Topic: OpenSSL 0.9.8n upgrade for Apache 2.2.x is available

[Steffen]

OpenSSL 0.9.8n has been released, it is as upgrade available at the download page www.apachelounge.com/download/

Security flaws have been fixed in OpenSSL 0.9.8n and have build it with the newest nasm.

Steffen

Changes between 0.9.8n and 0.9.8m

*) When rejecting SSL/TLS records due to an incorrect version number, never
update s->server with a new major version number. As of
- OpenSSL 0.9.8m if 'short' is a 16-bit type,
- OpenSSL 0.9.8f if 'short' is longer than 16 bits,
the previous behavior could result in a read attempt at NULL when
receiving specific incorrect SSL/TLS records once record payload
protection is active. (CVE-2010-0740)
[Bodo Moeller, Adam Langley <agl@chromium.org>]

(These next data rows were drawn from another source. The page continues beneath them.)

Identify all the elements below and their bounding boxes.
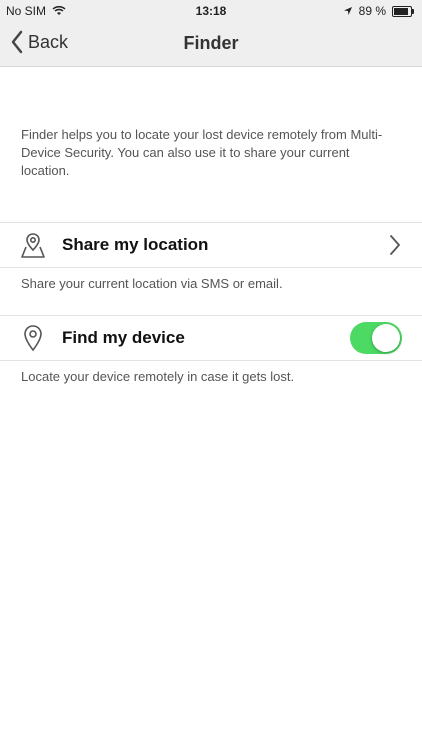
map-pin-icon xyxy=(21,233,45,258)
intro-text: Finder helps you to locate your lost dev… xyxy=(21,127,383,178)
toggle-knob xyxy=(372,324,400,352)
share-location-label: Share my location xyxy=(62,235,209,254)
page-title: Finder xyxy=(183,33,239,53)
share-location-row[interactable]: Share my location xyxy=(0,223,422,267)
divider xyxy=(0,360,422,361)
divider xyxy=(0,267,422,268)
find-device-description: Locate your device remotely in case it g… xyxy=(21,369,295,384)
find-device-row: Find my device xyxy=(0,316,422,360)
share-location-description: Share your current location via SMS or e… xyxy=(21,276,283,291)
navigation-bar: Back Finder xyxy=(0,22,422,67)
find-device-toggle[interactable] xyxy=(350,322,402,354)
status-bar: No SIM 13:18 89 % xyxy=(0,0,422,22)
find-device-label: Find my device xyxy=(62,328,185,347)
chevron-right-icon xyxy=(390,235,400,255)
battery-percent: 89 % xyxy=(358,4,386,18)
status-right: 89 % xyxy=(343,4,414,18)
location-arrow-icon xyxy=(343,7,352,15)
battery-icon xyxy=(392,5,414,17)
location-pin-icon xyxy=(24,325,42,352)
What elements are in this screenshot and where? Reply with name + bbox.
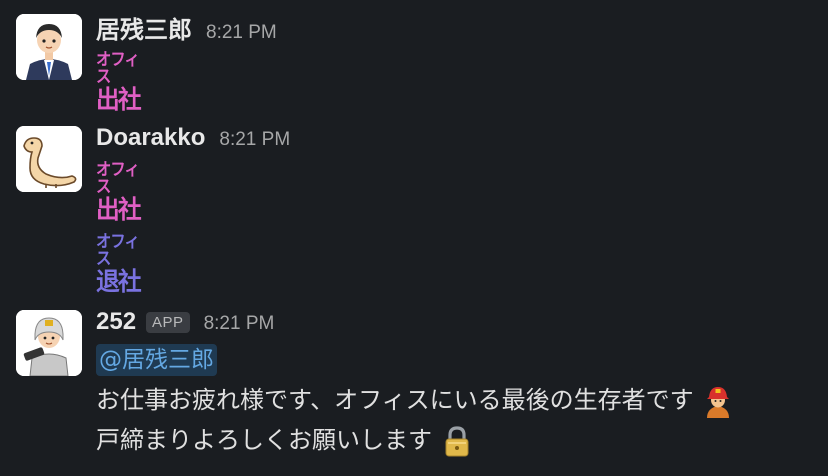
firefighter-icon [16,310,82,376]
timestamp[interactable]: 8:21 PM [219,129,290,151]
message-text: 戸締まりよろしくお願いします [96,426,432,454]
message-text: お仕事お疲れ様です、オフィスにいる最後の生存者です [96,386,694,414]
message-text-line: お仕事お疲れ様です、オフィスにいる最後の生存者です [96,384,735,418]
username[interactable]: Doarakko [96,124,205,152]
firefighter-avatar[interactable] [16,310,82,376]
stamp-line-2: 出社 [96,195,142,224]
stamp-line-1: オフィス [96,50,140,87]
dinosaur-avatar[interactable] [16,126,82,192]
username[interactable]: 252 [96,308,136,336]
message-feed: 居残三郎 8:21 PM オフィス 出社 Doarakko 8:21 PM オフ… [0,0,828,476]
stamp-line-2: 退社 [96,267,142,296]
stamp-line-1: オフィス [96,232,140,269]
businessman-avatar[interactable] [16,14,82,80]
username[interactable]: 居残三郎 [96,10,192,45]
app-badge: APP [146,312,190,333]
dinosaur-icon [16,126,82,192]
user-mention[interactable]: @居残三郎 [96,344,217,376]
firefighter-emoji-icon [701,384,735,418]
timestamp[interactable]: 8:21 PM [206,22,277,44]
office-arrival-emoji[interactable]: オフィス 出社 [96,160,156,224]
lock-emoji-icon [440,424,474,458]
businessman-icon [16,14,82,80]
office-leave-emoji[interactable]: オフィス 退社 [96,232,156,296]
message-text-line: 戸締まりよろしくお願いします [96,424,474,458]
timestamp[interactable]: 8:21 PM [204,313,275,335]
office-arrival-emoji[interactable]: オフィス 出社 [96,50,156,114]
stamp-line-1: オフィス [96,160,140,197]
stamp-line-2: 出社 [96,85,142,114]
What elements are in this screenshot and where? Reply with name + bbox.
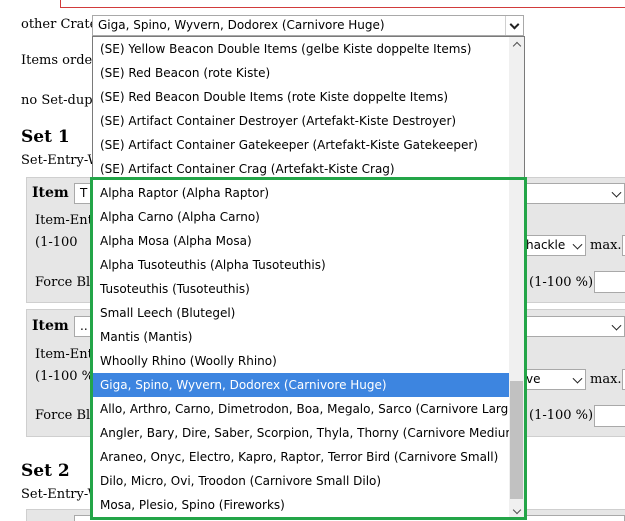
chevron-down-icon — [509, 19, 520, 30]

*) Fix for CVE-2010-0433 where some kerberos enabled versions of OpenSSL
could be crashed if the relevant tables were not present (e.g. chrooted).
[Tomas Hoger <thoger@redhat.com>]

[James Blond]

Hi Steffen,
can you please build 0.9.8o please?

Did you have experience with 1.0.0 ?

[admin]

Yep, planned coming weekend.

No experience yet with 1.0.0.

Steffen

[glsmith]

I've been using 1.0.0 for at least a month with no problems seen. Since moving to 1.0.0 I have not had the server serve up the default cert for a SNI host either. I still have not figured out if that is a browser, Apache or OpenSSL problem yet nor do I expect I ever will.